La proposition des syndicats et de leurs mouvements alliés d’introduire une 13e rente AVS semble à première vue aussi séduisante qu’une bonne dégustation de chocolat. Cependant, cette initiative, malgré son apparence alléchante, mérite un «non» catégorique et bien réfléchi.
Le comité d’initiative de la 13e rente AVS est en fait comme un maître chocolatier qui tenterait de concocter une nouvelle recette toute simple (un seul article de notre Constitution serait modifié) pour satisfaire tous les palais, sans considérer l’équilibre des saveurs et surtout, le coût des ingrédients.

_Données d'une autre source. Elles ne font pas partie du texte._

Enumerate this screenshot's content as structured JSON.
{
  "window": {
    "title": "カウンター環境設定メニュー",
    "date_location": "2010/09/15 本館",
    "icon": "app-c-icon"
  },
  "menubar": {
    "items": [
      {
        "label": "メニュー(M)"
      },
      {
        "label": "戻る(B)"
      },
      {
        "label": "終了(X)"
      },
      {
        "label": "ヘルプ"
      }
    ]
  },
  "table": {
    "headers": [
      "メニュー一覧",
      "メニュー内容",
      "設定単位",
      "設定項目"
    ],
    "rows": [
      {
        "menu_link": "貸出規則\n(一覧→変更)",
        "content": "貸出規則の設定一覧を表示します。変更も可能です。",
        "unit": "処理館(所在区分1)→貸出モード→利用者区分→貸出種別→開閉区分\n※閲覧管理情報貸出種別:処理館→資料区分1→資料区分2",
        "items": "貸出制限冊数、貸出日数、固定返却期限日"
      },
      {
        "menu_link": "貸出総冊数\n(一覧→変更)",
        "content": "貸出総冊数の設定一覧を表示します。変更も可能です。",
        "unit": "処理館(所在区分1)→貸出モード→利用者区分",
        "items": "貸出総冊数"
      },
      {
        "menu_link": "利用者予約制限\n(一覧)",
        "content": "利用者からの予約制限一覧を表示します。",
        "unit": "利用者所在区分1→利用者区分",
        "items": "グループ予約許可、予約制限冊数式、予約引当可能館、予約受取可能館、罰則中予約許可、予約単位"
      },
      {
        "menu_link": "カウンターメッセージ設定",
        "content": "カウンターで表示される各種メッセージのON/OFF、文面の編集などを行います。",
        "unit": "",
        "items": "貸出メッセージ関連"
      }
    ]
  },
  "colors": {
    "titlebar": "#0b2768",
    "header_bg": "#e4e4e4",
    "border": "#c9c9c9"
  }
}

Le financement de cette 13e rente n’est pas couvert par cette initiative. Or avec le vieillissement constant de la population, le pot commun de l’AVS est déjà très sollicité. Ajouter une rente supplémentaire transformera assurément la situation financière précaire de l’AVS en un bateau qui prend l’eau. En effet, le déficit de l’AVS est d’ores et déjà acté dès la mise en vigueur de l’initiative, soit en 2026.
Qui passera à la caisse? Ce sont une fois de plus les travailleurs que les syndicats soutiennent normalement (!)
Luc Oesch
Qui passera à la caisse? Ce sont une fois de plus les travailleurs que les syndicats soutiennent normalement (!), notamment les plus jeunes et les familles, déjà confrontés à de lourdes charges et à des défis qui rendent par exemple l’achat d’un appartement ou d’une maison souvent impossible. On augmentera ainsi immanquablement les cotisations salariales et la TVA, cet impôt au fond assez antisocial et qui pénalise les échanges économiques, mais que tous cherchent à relever pour financer telle ou telle prestation…
Est-ce vraiment la direction que nous souhaitons prendre? Il est intéressant de rappeler que lorsque l’assurance-vieillesse et survivants a été introduite en 1948, le rapport entre les actifs cotisants (âgés de 20 à 64 ans) et les plus de 65 ans bénéficiaires de rentes était de plus de six pour un. Ce rapport se situe désormais à un peu plus de trois pour un et tombera à deux pour un environ d’ici à 30 ans. Autrement dit, d’ici à 2054, seuls deux actifs financeront une personne à la retraite. En réalité, la 13e rente AVS détourne l’attention des réformes indispensables pour assurer la pérennité du système de prévoyance en Suisse. C’est distrayant, certes, mais loin de résoudre le problème principal.
Ainsi, au lieu de s’emballer pour une 13e rente qui va coûter cher aux générations futures et que les bénéficiaires n’auront jamais préalablement financée pour leurs propres parents (entre 4 et 5 milliards de francs chaque année!), envisageons des alternatives plus durables. Par exemple, en travaillant sur des mesures ciblées pour aider les retraités les plus nécessiteux à l’aide des prestations complémentaires à l’AVS et à l’AI, outils performants et méconnus.
En conclusion, dire non à la 13e rente AVS n’est pas un rejet des valeurs de solidarité, mais un plaidoyer pour une approche plus équilibrée et durable. Après tout, dans le chocolat comme dans les systèmes de prévoyance pérenne, c’est l’équilibre des ingrédients qui fait toute la différence.